Otan testa sua unidade em cúpula de aniversário

Por Toni CERDÀ y Anna CUENCA
O secretário-geral da OTAN, Jens Stoltenberg (E), e o primeiro-ministro britânico Boris Johnson (D) cumprimentam o presidente de Portugal Marcelo Rebelo de Sousa ao chegar à cúpula da OTAN no hotel Grove em Watford, nordeste de Londres

A Otan enfrenta nesta quarta-feira a cúpula de seu 70º aniversário com críticas da França, as exigências dos Estados Unidos e a ameaça de bloqueio da Turquia, três frentes que testam sua unidade estratégica.

"Não é a primeira vez que a Aliança enfrenta suas diferenças e sempre soube superá-las", declarou otimista o secretário-geral Jens Stoltenberg, ao chegar para a cúpula de Watford, nos arredores de Londres.

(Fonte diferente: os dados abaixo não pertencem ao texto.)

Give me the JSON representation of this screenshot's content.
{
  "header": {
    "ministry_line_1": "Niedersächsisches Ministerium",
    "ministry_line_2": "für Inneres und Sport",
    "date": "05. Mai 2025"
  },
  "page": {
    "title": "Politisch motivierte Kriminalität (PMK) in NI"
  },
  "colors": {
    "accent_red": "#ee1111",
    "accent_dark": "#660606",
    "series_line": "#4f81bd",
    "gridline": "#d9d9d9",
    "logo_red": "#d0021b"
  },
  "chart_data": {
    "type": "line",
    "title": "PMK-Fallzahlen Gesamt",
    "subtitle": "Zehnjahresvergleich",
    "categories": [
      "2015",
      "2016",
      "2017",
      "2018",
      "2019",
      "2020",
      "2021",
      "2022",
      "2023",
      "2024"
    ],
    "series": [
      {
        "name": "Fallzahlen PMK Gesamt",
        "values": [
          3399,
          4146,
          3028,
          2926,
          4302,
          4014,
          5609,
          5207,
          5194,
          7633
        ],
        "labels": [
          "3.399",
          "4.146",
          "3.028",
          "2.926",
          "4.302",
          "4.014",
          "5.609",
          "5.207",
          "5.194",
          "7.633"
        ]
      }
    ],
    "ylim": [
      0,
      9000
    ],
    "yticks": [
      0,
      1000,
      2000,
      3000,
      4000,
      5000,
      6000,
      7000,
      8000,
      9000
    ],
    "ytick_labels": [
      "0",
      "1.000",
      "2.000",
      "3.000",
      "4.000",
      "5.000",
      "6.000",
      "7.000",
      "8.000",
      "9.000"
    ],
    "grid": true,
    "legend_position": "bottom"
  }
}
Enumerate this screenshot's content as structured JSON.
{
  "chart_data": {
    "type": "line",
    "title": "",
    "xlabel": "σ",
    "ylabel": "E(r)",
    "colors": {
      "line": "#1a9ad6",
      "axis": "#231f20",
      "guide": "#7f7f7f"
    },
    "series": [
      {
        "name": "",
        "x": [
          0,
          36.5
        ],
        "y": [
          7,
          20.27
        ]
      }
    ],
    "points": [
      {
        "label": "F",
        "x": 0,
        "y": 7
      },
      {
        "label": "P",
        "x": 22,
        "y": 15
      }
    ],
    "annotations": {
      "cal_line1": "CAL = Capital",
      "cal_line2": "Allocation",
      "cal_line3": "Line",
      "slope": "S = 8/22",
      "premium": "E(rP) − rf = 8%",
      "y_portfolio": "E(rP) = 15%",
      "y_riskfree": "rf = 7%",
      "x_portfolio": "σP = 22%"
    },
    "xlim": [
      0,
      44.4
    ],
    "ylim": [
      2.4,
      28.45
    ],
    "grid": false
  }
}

A Turquia aparece como o principal obstáculo. "Os turcos estão em uma posição de bloqueio. Não podem fazer a cúpula refém", disse uma fonte diplomática, referindo-se a um eventual veto da declaração conjunta final e dos acordos de defesa com os países bálticos.

O presidente turco, Recep Tayyip Erdogan, quer que os aliados reconheçam a milícia curda YPG, contra a qual lançou uma ofensiva no norte da Síria em outubro, como organização "terrorista". Caso contrário, ameaça vetar as decisões na cúpula.

Mas o presidente francês Emmanuel Macron, muito crítico da ofensiva turca, já alertou que as organizações não devem ser misturadas, especialmente quando a YPG foi aliada dos países ocidentais na luta contra o Estado Islâmico (EI).

Os países bálticos, que temem uma Rússia mais assertiva por seu papel no conflito na Ucrânia desde 2014, reclamaram da possibilidade de se alcançar um compromisso, nas palavras do presidente lituano Gitanas Nauseda.

Stoltenberg expressou sua confiança em conseguir uma "solução" com Erdogan e reiterou que a Otan tem "planos" e "forças" para protegê-los da Rússia de Vladimir Putin, que ontem disse estar disposto a "cooperar" em questões como "terrorismo".

A Turquia, que também está na mira dos aliados após a compra de um sistema de mísseis da Rússia, foi o principal alvo do presidente francês em uma entrevista polêmica na qual afirmou que a Otan está em estado de "morte cerebral".

Na quarta, Macron voltou a defender seu posicionamento, afirmando que deveriam abrir um debate sobre a estratégia da Aliança e não apenas sobre "dinheiro".

A exigência de Washington para que os outros membros da Aliança aumentem seus gastos militares, constantes desde a presidência de Barack Obama, protagonizou as cúpulas em Bruxelas em 2017 e 2018 com Donald Trump.

Stoltenberg tem se esforçado nos últimos dias para convencer Trump de que o Canadá e os aliados europeus cumprem seu compromisso de atingir 2% do PIB nacional em gastos militares até 2024, como prometeram na cúpula de Gales em 2014.

O presidente dos Estados Unidos, primeira potência da Otan e cujas despesas militares nacionais atingiram 3,30% do PIB em 2018, elogiou esses esforços em uma reunião com o secretário-geral da Aliança.

Mas, em sua opinião, os processos para aumento nos investimentos estão "morosos". Segundo dados da Aliança, apenas nove de seus 29 membros atingiram 2% do PIB este ano em gastos militares, meta prometida para até 2024.